Viral aetiology of cervical neoplasia
Epidemiological studies had suggested a sexually transmitted aetiology for cervical cancer and, by the early 1970s, there were various infective candidates. The most likely was thought to be herpes simplex virus type 2 (HSV-2); the huge conference facilities at Key Biscayne, Florida, could be filled by the 1972 International Conference on Herpesvirus and Cervical Cancer. Harald zur Hausen, however, a young German Professor of Virology, was not convinced. He believed HSV-2 was unrelated, and dared to present his findings at the International Conference. Zur Hausen could not isolate HSV-2 from his cervical cancer specimens, and felt that HSV identified by other laboratories was either incidental or a contaminant. He, therefore, did not believe that the virus was causative. These findings were in direct contradiction of the perceived belief of the time; zur Hausen later described the ‘stony silence’ that greeted his presentation as ‘the low point’ of his career.
Zur Hausen persisted in his HPV work, however, believing both in the plurality of HPV types and its causal aetiology in cervical neoplasia. In 1977, his group published evidence of different HPV types. Quite independently, similar work was being done in Paris by Gerard Orth et al. It was agreed that HPVs would be numbered in the order of their discovery. Orth’s team sequenced and named HPV 1, whereas zur Hausen’s team found both HPV 6 and 11 in genital warts. Subsequently, it was shown that over 90% of genital warts are caused by these two viruses, which have no oncogenic potential in the cervix.

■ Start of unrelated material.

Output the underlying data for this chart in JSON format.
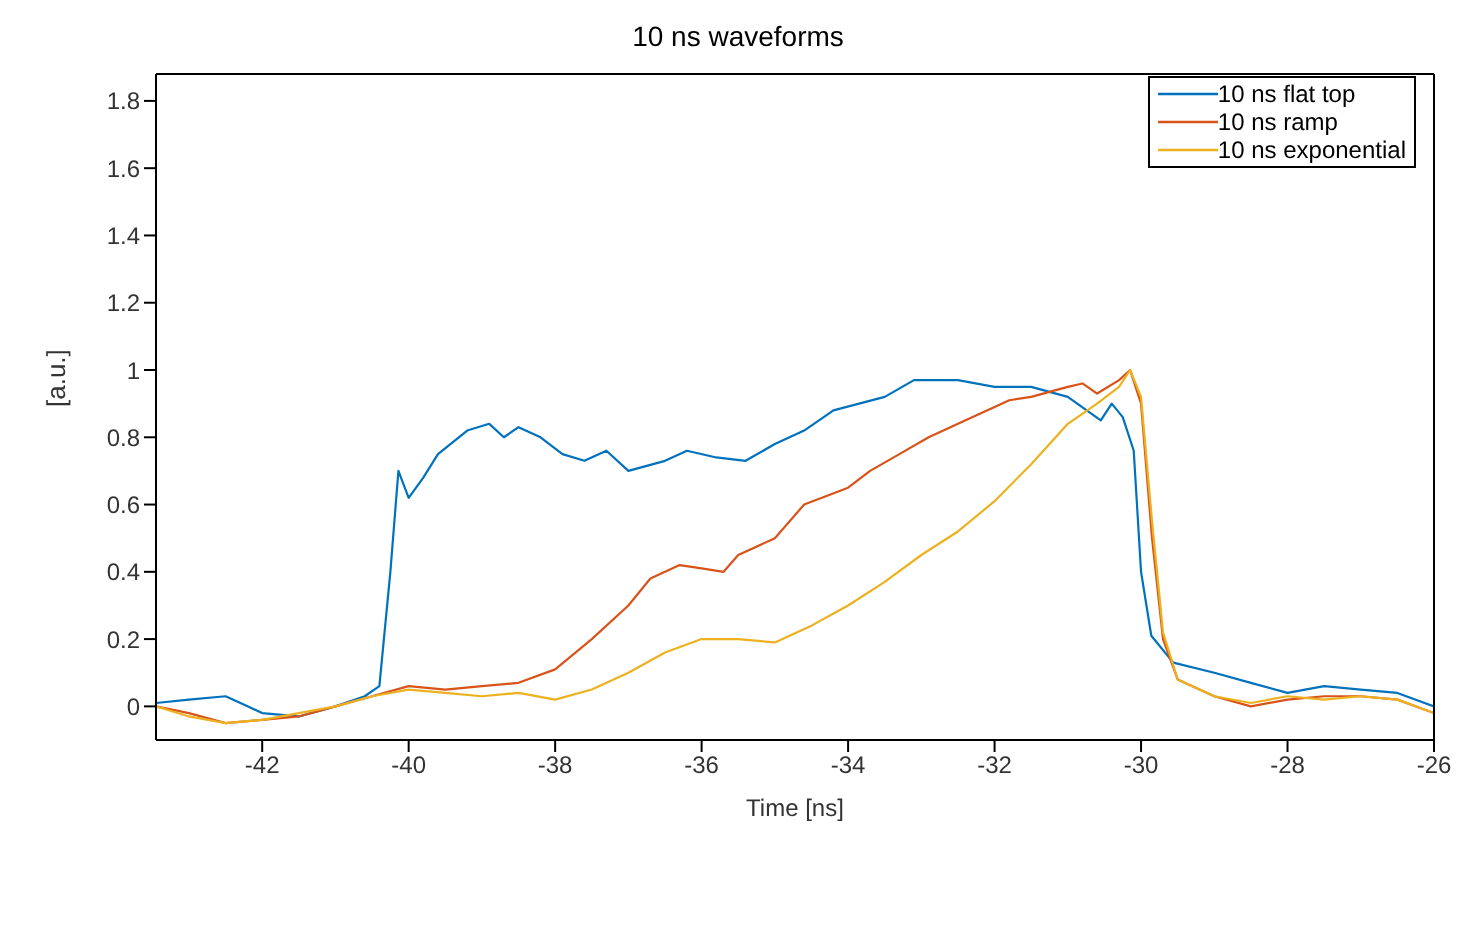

Thus, by the early 1980s, the viral nature of warts was established, together with the multiplicity of HPV types. But there was still no evidence to support HPV as the cause of cervical cancer — until the breakthrough zur Hausen had been awaiting. In 1982, his research fellow Mathias Durst isolated a new HPV type — the 16th — from a cervical cancer biopsy. HPV 16 was immediately found in half the laboratory’s specimens. The group then went on to find HPV 18; together, these high-risk viruses account for around 70% of the world’s cervical cancers. It was now apparent, if not proven, that cervical cancer probably had an infectious cause with HPV types as the causative agent. As early as 1984, zur Hausen approached pharmaceutical companies to work on an HPV vaccine.
‘The viruses had quite a simple structure and it should have been possible to produce something. But the companies I approached did not believe that this would be profitable and said there were more urgent problems to be solved.’
It would soon be shown that HPV is widespread, and found in many types of benign and malignant lesion ( Table 1 ).